Figure 8 illustrates a linear decrease in maximum impact airflow as ore moisture content increases. However, this change in maximum impact airflow is relatively minor. The primary reason for this is that the increase in ore moisture content only causes agglomeration of some fine particles, partially reducing the specific surface area of the ore in contact with air during its descent. The average dust concentration, on the other hand, is more significantly influenced by ore moisture content, particularly when it falls below approximately 3%. Within this range, the average dust concentration decreases rapidly with increasing moisture content. However, when the moisture content surpasses 3.5%, further increases in moisture content have a less pronounced effect on reducing the average dust concentration.

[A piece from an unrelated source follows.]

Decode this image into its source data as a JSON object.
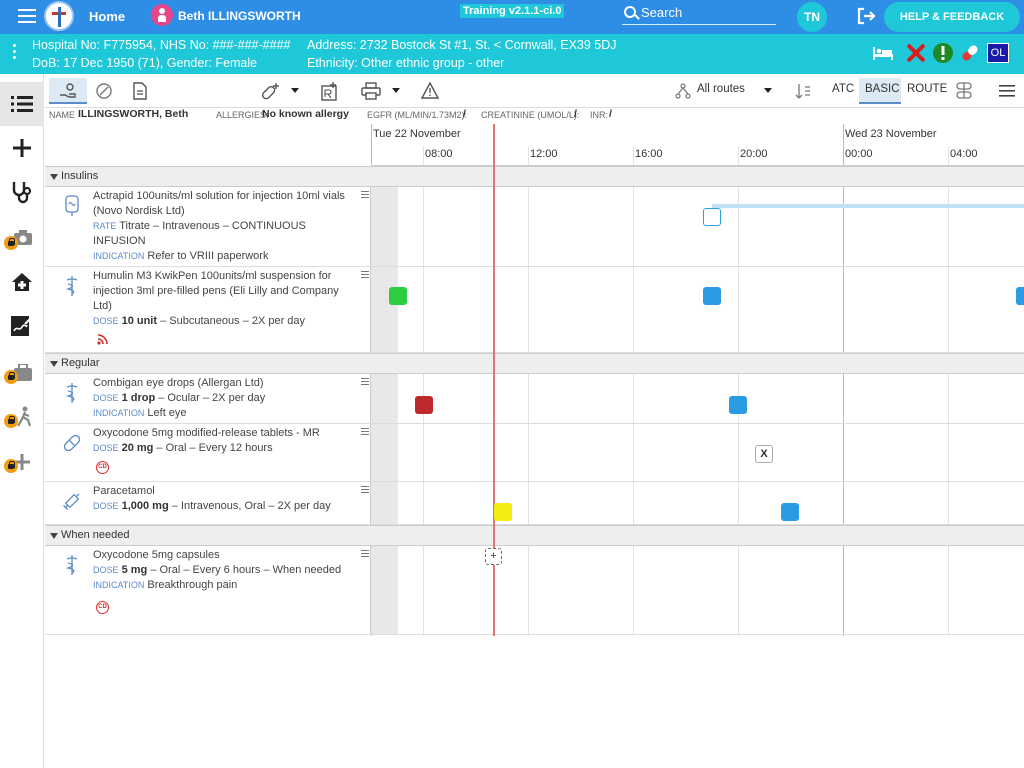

Relationship between maximum impact wind speed and average dust concentration with the chute resistance coefficient
During the ore unloading process in the chute, the air within the structure gains energy, primarily utilized to overcome the resistance generated by the chute and the external tunnels parallel to its inlet and outlet. When resistance-enhancing measures, such as placing a cover at the chute opening, are implemented, the cover’s sealability directly influences the magnitude of the impact airflow. In the experimental process, the resistance coefficient of the entire chute model was modified by altering the cross-sectional area of the chute opening. The measured resistance coefficients were 21, 53, 215, 533, and 1260. Figure 9 illustrates the variation curves of the maximum impact wind speed and average dust concentration at the unloading port of Sect. 4, under different chute resistance coefficients.
Figure 9 illustrates that both the maximum impact wind speed and the average dust concentration decrease as the chute resistance coefficient increases, following a power function relationship. At low chute resistance levels, the maximum impact wind speed and dust concentration exhibit significant variations with changes in the resistance coefficient. However, once the chute resistance reaches a certain threshold, the changes in both parameters become less pronounced as the resistance coefficient increases.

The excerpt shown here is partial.